Por Uriel Flores Aguayo
Salvo unas tres décadas de transición democrática, frustrante en muchos sentidos, pero también con relativa apertura y esperanza, en México siempre hemos vivido sometidos al poder político. Estamos en curso de una autocracia. El ejercicio personal y grupal del poder, sin que les importen las leyes y las instituciones, se sustenta en mando y en discurso. Es relativa formalidad con envuelto de narrativa y propaganda. El culto a la personalidad en grado de casi divinidad absorbe al colectivo, el tiempo, la eficacia y los recursos; ya ni hablar de resultados.
Concentrar el poder, sin transparencia y rendición de cuentas, es posible con la justificación de estar ante una gran causa, algo mayor y trascendente, aunque casi todo sea artificial. Es posible por procesos de cierto adoctrinamiento, impacto de la propaganda, actos de fe y un entorno enajenante. Con el tiempo, la adhesión y sentido de pertenencia es de papel y simples símbolos. No es indispensable verificar los hechos. Todo consiste en creer y conformarse con palabras.
Se pasa a una cuestión cultural a través del tiempo y la propaganda, con uso unilateral de los medios de comunicación y reformas educativas con lineamientos seudo ideológicos.
Hay mucho de escenografía y escenificación hueca en las prácticas del poder con aires de redención donde, en realidad, se vive desmesurada y ambiciosamente por un poder sin límites ni responsabilidad.
Ante la hegemonía autoritaria, ante el mayoriteo, ante la arrogancia y los desfiguros del poder queda la dignidad ciudadana, el valor del individuo y las acciones aún simbólicas de quienes piensen distinto al rebaño. Es fundamental comprender el tipo de régimen político en curso, cuyos efectos se sentirán pronto. Hay un descenso de nuestra democracia y una condición maltrecha de la República. La vida pública se opaca; la conversación pública se limita y degrada. El régimen político contradice a nuestra pluralidad real. En mucho es mera formalidad, poder ilegítimo; algo tiene de cascarón. Es una especie de tigre de papel. Construido con trampas y artificios, elección de Estado y sobrerrepresentación, es disfuncional a nuestra sociedad. Vence, pero no convence.
Este poder caudillista tiene mucho de ocurrencias y desmesuras: elefantes blancos, mitomanía, visión bicolor, odio, fantasías, autoritarismo, culto personal, delirio de grandeza y una narrativa acomodada a la figura del caudillo en tránsito al maximato.
Ante esa narrativa de la mentira y la exaltación, donde se glorifica a los suyos y se descalifica a los otros, es vital hablar y decir la verdad. Es indispensable no rendirse a la mentira. Alguien tiene que decirlo. No hay derrota electoral eterna si no se vence la inteligencia; la resistencia es cultural.

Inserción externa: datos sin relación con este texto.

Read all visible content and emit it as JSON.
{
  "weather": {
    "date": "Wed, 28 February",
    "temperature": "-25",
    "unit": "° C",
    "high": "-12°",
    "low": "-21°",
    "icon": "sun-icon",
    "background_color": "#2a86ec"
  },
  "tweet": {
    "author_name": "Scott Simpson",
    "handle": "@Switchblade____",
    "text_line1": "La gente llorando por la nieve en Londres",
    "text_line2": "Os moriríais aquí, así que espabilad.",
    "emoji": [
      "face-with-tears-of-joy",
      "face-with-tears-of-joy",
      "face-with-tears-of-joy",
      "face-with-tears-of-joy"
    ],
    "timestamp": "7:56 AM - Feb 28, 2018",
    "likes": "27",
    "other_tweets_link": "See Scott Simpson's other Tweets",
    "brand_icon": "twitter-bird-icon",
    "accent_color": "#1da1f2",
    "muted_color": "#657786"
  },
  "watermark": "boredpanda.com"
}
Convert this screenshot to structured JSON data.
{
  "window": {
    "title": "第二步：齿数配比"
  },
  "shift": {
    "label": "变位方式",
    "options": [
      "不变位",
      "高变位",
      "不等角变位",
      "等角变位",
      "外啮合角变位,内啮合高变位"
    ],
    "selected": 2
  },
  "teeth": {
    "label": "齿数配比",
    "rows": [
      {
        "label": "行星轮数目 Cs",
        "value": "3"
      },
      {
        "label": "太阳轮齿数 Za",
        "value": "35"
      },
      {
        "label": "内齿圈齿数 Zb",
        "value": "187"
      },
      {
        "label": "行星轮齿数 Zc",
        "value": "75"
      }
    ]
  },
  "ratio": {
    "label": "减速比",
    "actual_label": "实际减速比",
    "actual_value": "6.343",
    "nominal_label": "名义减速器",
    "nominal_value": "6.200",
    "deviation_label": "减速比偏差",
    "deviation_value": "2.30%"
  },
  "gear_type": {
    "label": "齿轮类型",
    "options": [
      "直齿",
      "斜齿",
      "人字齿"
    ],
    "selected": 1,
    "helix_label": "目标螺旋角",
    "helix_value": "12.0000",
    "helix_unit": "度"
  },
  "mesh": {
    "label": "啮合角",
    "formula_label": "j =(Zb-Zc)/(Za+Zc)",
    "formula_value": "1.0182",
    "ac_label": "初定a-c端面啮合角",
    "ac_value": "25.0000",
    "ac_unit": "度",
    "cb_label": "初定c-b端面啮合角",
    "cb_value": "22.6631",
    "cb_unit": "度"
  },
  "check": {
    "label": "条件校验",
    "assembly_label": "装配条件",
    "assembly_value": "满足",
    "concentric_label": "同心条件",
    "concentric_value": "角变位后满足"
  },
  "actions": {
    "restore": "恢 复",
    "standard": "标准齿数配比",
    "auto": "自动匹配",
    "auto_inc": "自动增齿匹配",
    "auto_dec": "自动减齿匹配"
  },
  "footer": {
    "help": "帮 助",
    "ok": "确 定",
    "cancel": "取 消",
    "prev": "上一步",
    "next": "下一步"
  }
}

Ante la demagogia, hablar; ante la mentira, hablar; ante los mitos, hablar; ante las exageraciones, hablar; ante los abusos, hablar; ante el desastre, hablar.
En regímenes autoritarios es más difícil ser ciudadanos, pero no imposible. La pluralidad social y política no se puede abolir por decreto. Pensemos lo que fueron los regímenes soviéticos y el drama que viven actualmente en regímenes totalitarios los cubanos y los nicaragüenses. El sueño autoritario del régimen mexicano es eso: un sueño que se les volverá pesadilla.
Recadito: ante la invasión comercial china, los grandes comerciantes locales optan por la política y el poder.